Benchmark Analysis: The AA-Omniscience Framework
When looking at academic benchmarks like AA-Omniscience, you need to understand what is actually being measured. AA-Omniscience assesses "Answer Accuracy - Omniscience," which specifically tests whether a model can distinguish between questions that *can* be answered by a given knowledge base and those that *cannot*.
Metric GPT-4o (OpenAI) Claude 3.5 Sonnet (Anthropic) Default Refusal Tendency Lower (Biased towards "Helpfulness") Higher (Biased towards "Safety/Honesty") Context Adherence High, but prone to "hallucinating" if forced Very High; stricter interpretation "I Don't Know" Accuracy Often needs prompt engineering Natively better at flagging gapsSo What? If you are building a tool for financial advisors, the table above suggests that Claude’s default state is more risk-averse. If you use GPT-4o, you must invest more heavily in system-level instructions to force the model to reject queries that fall outside your knowledge base. If you use Claude, you might find yourself fighting "lazy" refusals where the model is *too* afraid to answer.
The Reasoning Tax on Grounded Summarization
There is a hidden cost to demanding that a model be honest: the reasoning tax. When you instruct a model to "only answer if you are 100% sure based on the provided context," you are essentially forcing the model to run a verification loop internally before emitting a token.
In RAG workflows, this often looks like:
Context Retrieval: Pulling documents. Evaluation: Can the question be answered? Generation: Drafting the response.If you don't use a separate "check" step (an agentic workflow), you are relying on the model’s latent ability to perform self-correction. Claude 3.5 Sonnet tends to perform this "reasoning tax" more explicitly in its output structure—it is slower to "say" things because it is more cautious. GPT-4o is optimized for latency and "helpfulness," meaning it will try to answer even if the source material is shaky, unless you explicitly tighten the prompt.
Refusal Strategy: How to Engineer "I Don't Know"
Do not rely on the model’s "natural" ability to say "I don't know." You must build the refusal strategy into your system architecture. Here is how I approach this in production environments:
1. The "Negative Constraint" Prompting
Never just ask the model to be honest. Give it a specific, rigid trigger. Example: "If the provided context does not contain the answer, you must respond exactly with: 'I cannot answer this question based on the provided documents.'"
2. The Multi-Pass Audit Trail
Stop treating citations as proof. Treat them as an audit trail. If you are citing a document, don't just ask the model to summarize; ask it to provide the exact sentence/page. If it can't find a source, it has a programmatic reason to trigger an abstention.
3. Temperature and Top-P
In the context of "I factuality in large language models don't know," a high temperature is your enemy. Keep temperature near 0.0 or 0.1 for RAG tasks. Creativity is the enemy of honesty. If the model is allowed to be "creative," it will eventually synthesize a hallucination that sounds exactly like a fact.

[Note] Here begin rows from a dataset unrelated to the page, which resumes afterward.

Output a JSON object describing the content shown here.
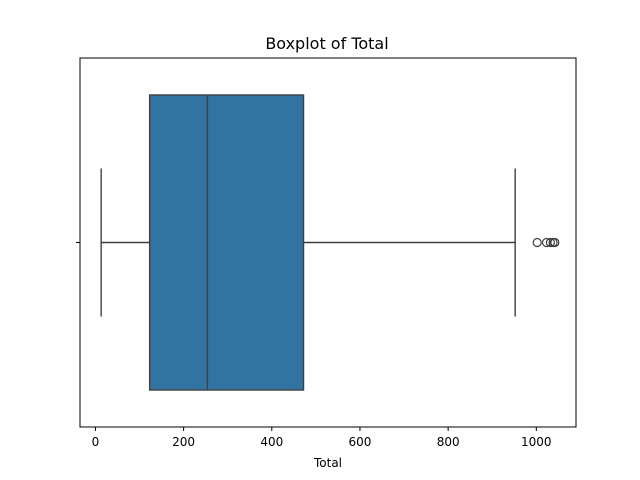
{
  "chart_data": {
    "type": "boxplot",
    "title": "Boxplot of Total",
    "xlabel": "Total",
    "ylabel": "",
    "xlim": [
      -35,
      1090
    ],
    "x_ticks": [
      0,
      200,
      400,
      600,
      800,
      1000
    ],
    "x_tick_labels": [
      "0",
      "200",
      "400",
      "600",
      "800",
      "1000"
    ],
    "grid": false,
    "legend": "none",
    "box": {
      "whisker_low": 13,
      "q1": 123,
      "median": 254,
      "q3": 472,
      "whisker_high": 952,
      "outliers": [
        1002,
        1023,
        1032,
        1038,
        1042
      ],
      "color": "#3274a1",
      "edge_color": "#3f3f3f"
    }
  }
}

Conclusion: The "Best" Model is the One You Can Control
If your priority is preventing legal liability, Claude 3.5 Sonnet currently feels more "stubborn" in a way that aligns with enterprise safety requirements. It is more likely to refuse a query that lacks sufficient grounding. GPT-4o is a powerhouse of reasoning, but it is "eager." It wants to please the user, which makes it inherently more dangerous in a RAG system where the context might be incomplete.
Neither model is "better" at admitting "I don't know" in Learn more here a vacuum. They both possess the capability. The difference lies in their training biases—OpenAI prioritizes the task completion, while Anthropic’s current iteration prioritizes the safety boundary. For your team, the choice should be driven by which failure mode you can tolerate more: an incomplete, frustrating answer (refusal) or a confident, plausible-sounding lie (hallucination).
Choose your failure mode carefully. That is the only real metric that matters.